Agnieszka Budzinska-Bennett (Leitung, Gesang, Harfe)
Kelly Landerkin (Gesang)
Lorenza Donadini (Gesang)
Baptiste Romain (Fidel)

„Peregrina“ – die Umherziehende – spielt auf den Musik- und Ideentransfer im mittelalterlichen Europa an. Der Name des 1997 von Agnieszka Budzinska-Bennett in Basel gegründeten Ensembles verweist zugleich auf die weitgestreute Herkunft seiner Sängerinnen, die aus Italien, Polen, Frankreich und den Vereinigten Staaten stammen. Das besondere Interesse des Ensembles, dessen Konzerttätigkeit die weltliche und geistliche Musik des 12. bis 14. Jahrhunderts umfasst, gilt dem eher unbekannten Repertoire im Bereich der frühen Polyphonie, der Notre-Dame-Schule sowie der aquitanischen Nova Cantica. Das Ensemble kooperiert regelmäßig mit der Schola Cantorum Basiliensis, an der seine Mitglieder ehemals studiert und sich gefunden haben.

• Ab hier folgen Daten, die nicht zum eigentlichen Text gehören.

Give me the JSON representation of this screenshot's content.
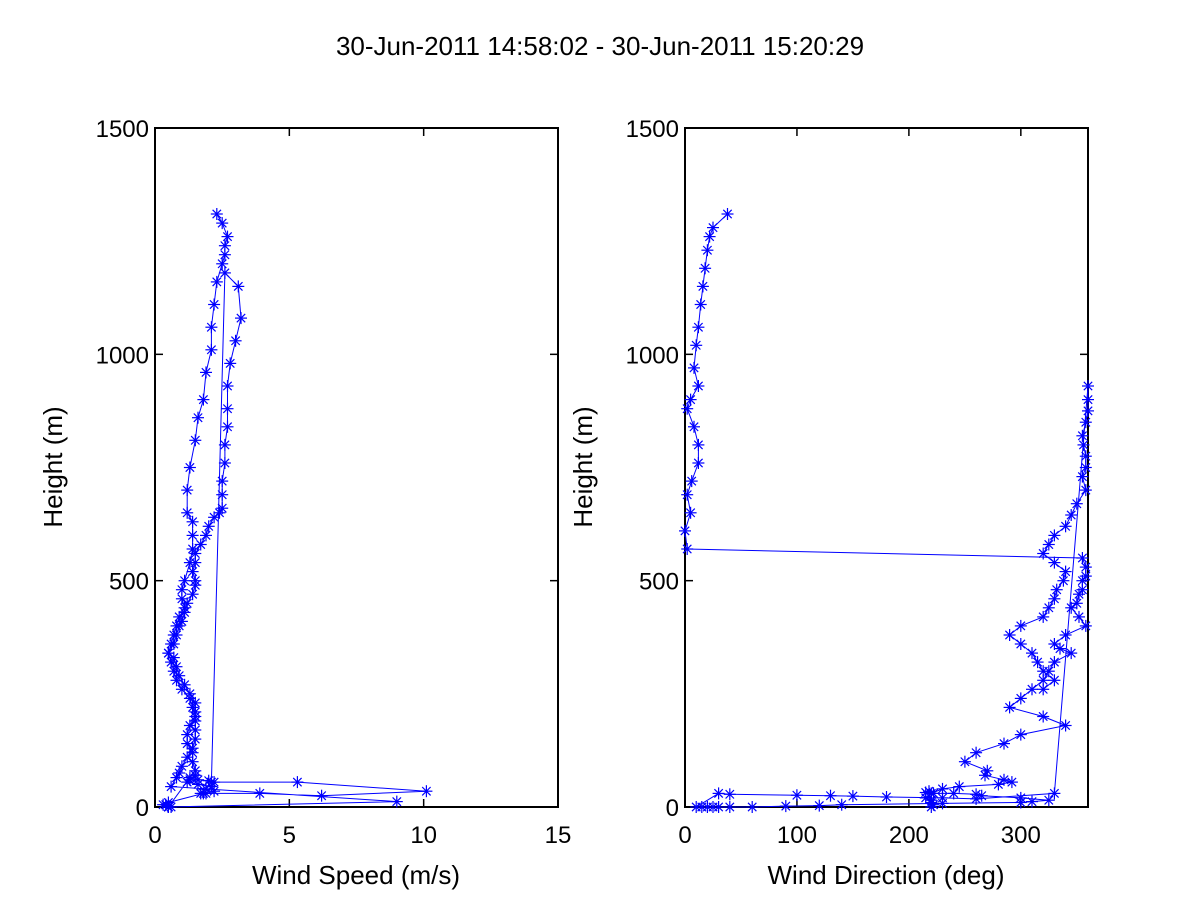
{
  "figure": {
    "title": "30-Jun-2011 14:58:02 - 30-Jun-2011 15:20:29"
  },
  "chart_data": [
    {
      "type": "line",
      "marker": "asterisk",
      "series_color": "#0000ff",
      "xlabel": "Wind Speed (m/s)",
      "ylabel": "Height (m)",
      "xlim": [
        0,
        15
      ],
      "ylim": [
        0,
        1500
      ],
      "xticks": [
        0,
        5,
        10,
        15
      ],
      "yticks": [
        0,
        500,
        1000,
        1500
      ],
      "grid": false,
      "series": [
        {
          "x": [
            2.3,
            2.5,
            2.7,
            2.6,
            2.6,
            2.5,
            2.3,
            2.2,
            2.1,
            2.1,
            1.9,
            1.8,
            1.6,
            1.5,
            1.3,
            1.2,
            1.2,
            1.4,
            1.4,
            1.4,
            1.3,
            1.1,
            1.0,
            1.0,
            1.1,
            0.9,
            0.8,
            0.7,
            0.6,
            0.5,
            0.6,
            0.7,
            0.8,
            1.0,
            1.3,
            1.4,
            1.5,
            1.3,
            1.2,
            1.2,
            1.4,
            1.4,
            1.5,
            1.5,
            1.3,
            1.2,
            1.6,
            2.1,
            2.2,
            1.9,
            1.8,
            0.5,
            0.3,
            0.4,
            0.5,
            0.5,
            0.5,
            0.5,
            0.6,
            0.5,
            1.3,
            1.6,
            2.0,
            2.2,
            5.3,
            10.1,
            6.2,
            3.9,
            1.7,
            1.9,
            2.1,
            2.6,
            3.1,
            3.2,
            3.0,
            2.8,
            2.7,
            2.7,
            2.7,
            2.6,
            2.6,
            2.5,
            2.5,
            2.5,
            2.4,
            2.2,
            2.0,
            1.9,
            1.7,
            1.5,
            1.5,
            1.4,
            1.5,
            1.5,
            1.4,
            1.2,
            1.1,
            1.0,
            0.9,
            0.8,
            0.7,
            0.5,
            0.7,
            0.8,
            0.9,
            1.1,
            1.3,
            1.5,
            1.5,
            1.5,
            1.5,
            1.5,
            1.4,
            1.2,
            1.0,
            0.9,
            0.8,
            0.6,
            9.0,
            0.5
          ],
          "y": [
            1310,
            1290,
            1260,
            1240,
            1220,
            1200,
            1160,
            1110,
            1060,
            1010,
            960,
            900,
            860,
            810,
            750,
            700,
            650,
            630,
            600,
            570,
            540,
            500,
            480,
            460,
            440,
            420,
            400,
            380,
            360,
            340,
            320,
            300,
            280,
            260,
            240,
            220,
            200,
            180,
            160,
            140,
            120,
            100,
            80,
            70,
            60,
            55,
            50,
            45,
            35,
            30,
            30,
            10,
            5,
            5,
            0,
            0,
            0,
            0,
            0,
            0,
            65,
            60,
            58,
            55,
            55,
            35,
            25,
            30,
            30,
            40,
            55,
            1180,
            1150,
            1080,
            1030,
            980,
            930,
            880,
            840,
            800,
            760,
            720,
            690,
            660,
            650,
            640,
            620,
            600,
            580,
            560,
            540,
            520,
            500,
            490,
            470,
            450,
            430,
            410,
            400,
            380,
            360,
            340,
            330,
            310,
            290,
            270,
            250,
            230,
            210,
            190,
            170,
            150,
            130,
            110,
            90,
            75,
            65,
            45,
            12,
            0
          ],
          "note": "rendered order reproduces the out-and-back profile"
        }
      ]
    },
    {
      "type": "line",
      "marker": "asterisk",
      "series_color": "#0000ff",
      "xlabel": "Wind Direction (deg)",
      "ylabel": "Height (m)",
      "xlim": [
        0,
        360
      ],
      "ylim": [
        0,
        1500
      ],
      "xticks": [
        0,
        100,
        200,
        300
      ],
      "yticks": [
        0,
        500,
        1000,
        1500
      ],
      "grid": false,
      "series": [
        {
          "x": [
            38,
            25,
            22,
            20,
            18,
            16,
            14,
            12,
            10,
            8,
            12,
            5,
            2,
            8,
            12,
            12,
            6,
            2,
            5,
            0,
            2,
            355,
            358,
            358,
            355,
            355,
            352,
            350,
            345,
            352,
            358,
            340,
            330,
            335,
            345,
            330,
            325,
            320,
            310,
            300,
            290,
            320,
            340,
            300,
            285,
            260,
            250,
            270,
            268,
            285,
            292,
            280,
            245,
            230,
            220,
            215,
            220,
            220,
            222,
            220,
            218,
            215,
            222,
            240,
            260,
            265,
            300,
            325,
            310,
            300,
            230,
            140,
            120,
            90,
            60,
            40,
            30,
            25,
            20,
            15,
            10,
            30,
            40,
            100,
            130,
            150,
            180,
            230,
            260,
            330,
            360,
            360,
            360,
            358,
            355,
            356,
            358,
            358,
            355,
            358,
            350,
            345,
            340,
            330,
            325,
            320,
            330,
            340,
            338,
            332,
            330,
            325,
            320,
            300,
            290,
            300,
            310,
            315,
            320,
            330,
            320
          ],
          "y": [
            1310,
            1280,
            1260,
            1230,
            1190,
            1150,
            1110,
            1060,
            1020,
            970,
            930,
            900,
            880,
            840,
            800,
            760,
            720,
            690,
            650,
            610,
            570,
            550,
            530,
            510,
            500,
            480,
            470,
            450,
            440,
            420,
            400,
            380,
            360,
            350,
            340,
            320,
            300,
            280,
            260,
            240,
            220,
            200,
            180,
            160,
            140,
            120,
            100,
            80,
            70,
            60,
            55,
            50,
            45,
            40,
            30,
            20,
            15,
            10,
            5,
            0,
            35,
            32,
            30,
            30,
            28,
            25,
            20,
            15,
            12,
            10,
            8,
            5,
            3,
            2,
            0,
            0,
            0,
            0,
            0,
            0,
            0,
            30,
            28,
            26,
            25,
            24,
            22,
            20,
            18,
            30,
            930,
            900,
            875,
            850,
            820,
            800,
            775,
            750,
            730,
            700,
            670,
            645,
            620,
            600,
            580,
            560,
            540,
            520,
            500,
            480,
            460,
            440,
            420,
            400,
            380,
            360,
            340,
            320,
            300,
            280,
            260
          ],
          "note": "wraps across 0/360 deg produce long horizontal segments"
        }
      ]
    }
  ]
}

Partnerkonzert "Voix et Route Romane"
„Crux – Der Kreuzweg"

Auf der Grundlage des ein- und mehrstimmigen Repertoires der Notre-Dame-Schule (13. Jahrhundert) und aus dem „Codex de Las Huelgas“ stellt das Ensemble „Peregrina“ hier ein auf Ostern bezogenes Programm vor. Einige Werke thematisieren das Sterben aus christlicher Anschauung, vor allem aber widmet sich die Musik dem Bericht über Einsamkeit, Leiden und Sterben Christi, wie es in seinen eigenen Worten am Kreuz überliefert wurde. Auch die Leiden der Gottesmutter beim Anblick des Kreuzes und Maria Magdalenas Blick auf das Kreuzigungsgeschehen aus der Feder des Predigers Philippe le Chancelier sind Stationen dieses Programms, das schließlich auf die österliche Botschaft von der Auferstehung, vom Ende der Trauer und Einbruch des himmlischen Lichts gerichtet ist.

Sainte Trophime Anno 929 zerstörten die Ungarn die Abtei, die der Bischof von Straßburg Remy im Jahre 770 gegründet hatte, um dort die Reliquien des Heiligen Trophime und der Heiligen Sophie aufzubewahren. Das Kloster wurde seit 996 wieder aufgebaut, aber der schlichte Kirchenbau von heute stammt hauptsächlich aus der ersten Hälfte des 11. Jahrhunderts. Auf der Außenseite ist nur die Apsis mit schmalen Bogenreliefs verziert. Das Innere ist charakteristisch für die frühe, noch von der ottonischen Architektur beeinflussten Romanik im Elsass: basilikaler Grundriss, Kirchenschiff mit hölzerner Flachdecke, viereckige Pfeiler, niedrigere Querschiffarme. Vom Kreuzgang aus dem 12. Jahrhundert sind sehr schöne Fragmente erhalten, die sich im Straßburger Frauenhausmuseum befinden. Entdeckenswert: der nach mittelalterlichen Quellen rekonstruierte Klostergarten gegenüber der Kirche.